Burada, ziyaretçiler genellikle kurban keserler, mum yakarlar ve bazı ziyaretçiler ise geceyi mağarada geçirirler. Eğer rüyalarında Düzgün Baba’yı görüp dileklerini iletebilirlerse, dileklerinin gerçekleşeceğine inanırlar. Çocuğu olması için dilek tutanlar, çocuğu olduğunda genellikle ismini “Düzgün” koyarlar.

GENÇLİK ŞELALESİ-DEROVA ŞELALESİ

İlçenin kuzeyinde, 13 km uzaklıkta Dereova Bucağının yanındadır. Gelin pınarı ismiyle de tanınır. Şelale: 30-40 metre yükseklikteki kayalardan: sarkıtlar, dikitler yaparak ince ince akar.
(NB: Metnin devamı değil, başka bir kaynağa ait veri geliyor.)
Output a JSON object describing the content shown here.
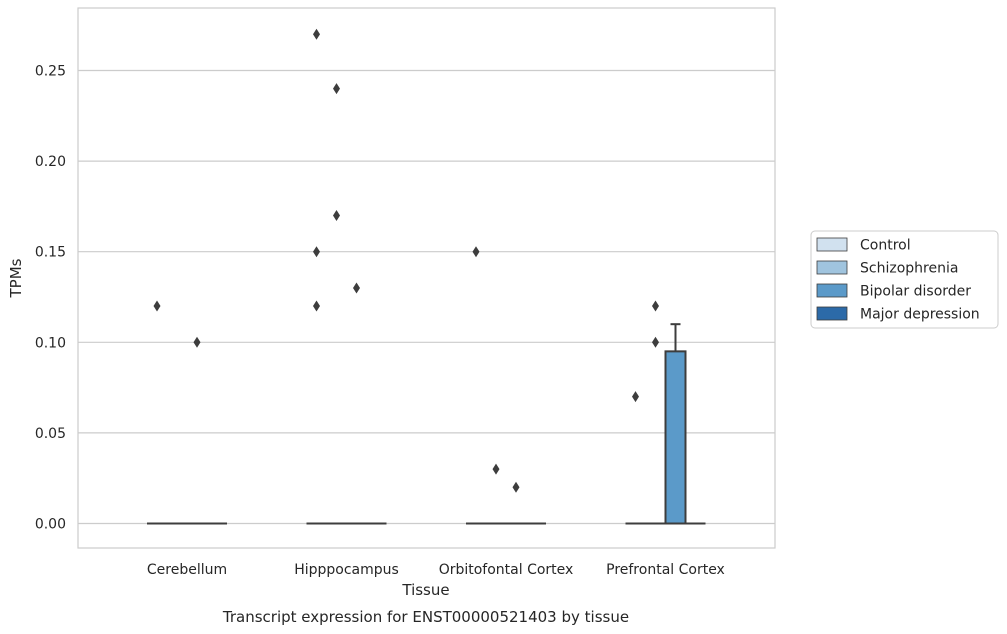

Bu yüzden alışılmış bir şelale görüntüsünden uzaktır. Yazın havanın aşırı sıcak olduğu anlarda, şelalenin 50 metre kadar yakınına gidilebilir ve muhteşem bir serinlik hissedilir.
Kayalardan akan suların yarattığı gerek serinlik ve gerekse ses, oldukça güzel bir ortam yaratır. Şelalenin hemen altında bir restoran bulunuyor. Burada alabalık yiyebilirsiniz.